А потом Смит задает важный этический вопрос: «Но имеем ли мы право сказать, что для предупреждения этой неудачи человек, одаренный хоть небольшим состраданием, пожертвовал бы жизнью миллиона людей, лишь бы они погибли не на его глазах?.. Почему основания, побуждающие нас к действию, так чисты и благородны, между тем как сочувствие наше к страданиям посторонних так слабо и эгоистично? Что же, наконец, побуждает великодушных людей постоянно, а невеликодушных хоть изредка жертвовать собственными интересами ради интересов своих ближних, между тем как, в сущности, мы сильно беспокоимся только о личной выгоде и весьма слабо отзываемся на интересы посторонних людей?»[332] Он дает и ответ – но не слишком приятный:
Ни слабое чувство человеколюбия, ни некоторая благожелательность, которая вложена природой в наше сердце, не в силах заглушить почти неодолимого чувства любви к самому себе. Власть более сильная и управляющая нами, так сказать, против нашей воли, увлекает нас в подобном случае. Это – разум, правила поведения, совесть, носимая нами в душе, которые являются судьей и верховным арбитром нашего поведения… Любовь к окружающим людям, даже любовь к человечеству не всегда побуждает нас к… великодушным и добродетельным поступкам. Чтобы мы были постоянно готовы к ним, необходимо более сильное и более могущественное чувство: необходима любовь ко всему великому и благородному самому по себе, а также то, что может быть внушено этим чувством ради достоинства и величия нашего характера[333].

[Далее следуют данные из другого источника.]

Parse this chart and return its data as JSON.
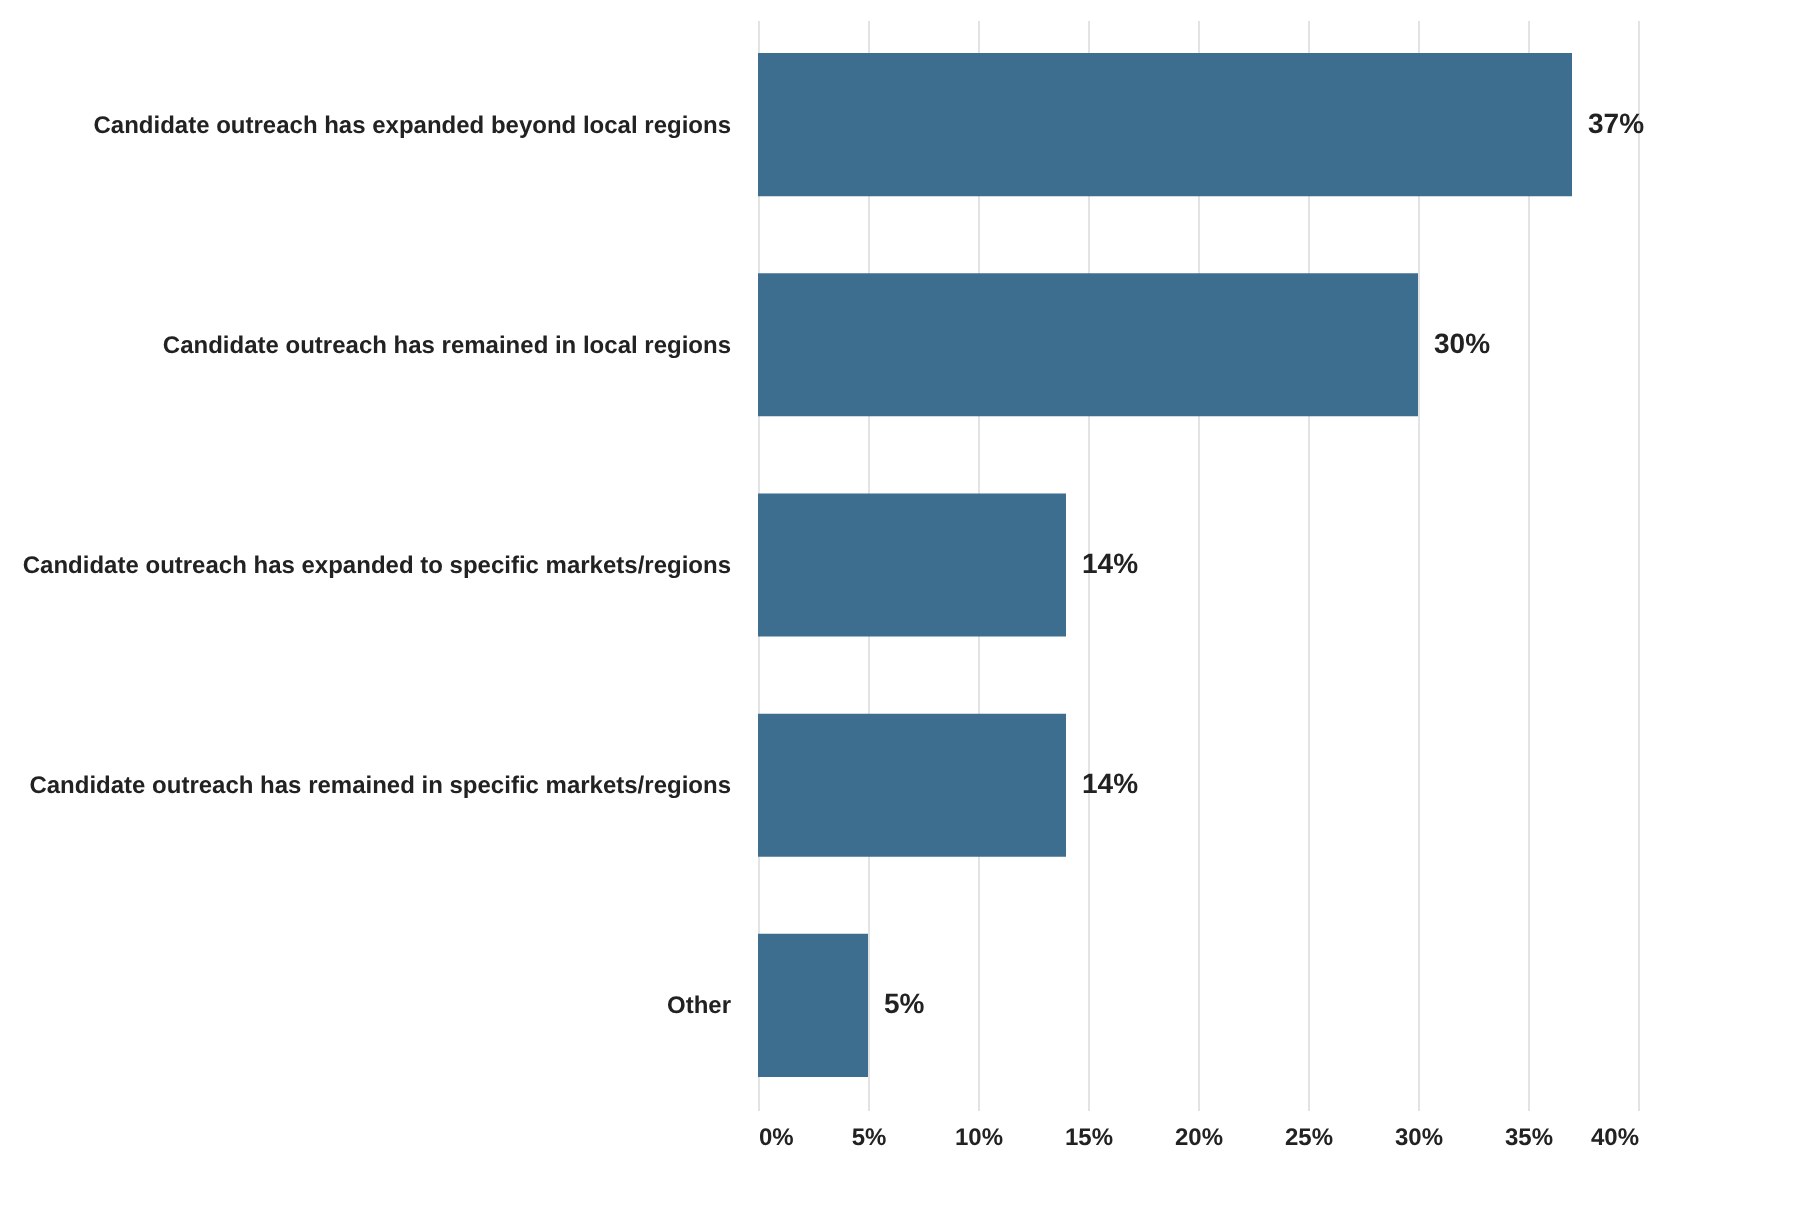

Бедствие, подобное гипотетическому китайскому землетрясению, о котором рассуждает Смит (возможно, он выбрал бы и реальную катастрофу, постигшую Португалию, если бы она не повергла в такое смятение Вольтера), должно было вызывать сочувствие даже в далеком Эдинбурге: тот, кто остался бы совершенно равнодушен, тем самым явил бы пример постыднейшего солипсизма.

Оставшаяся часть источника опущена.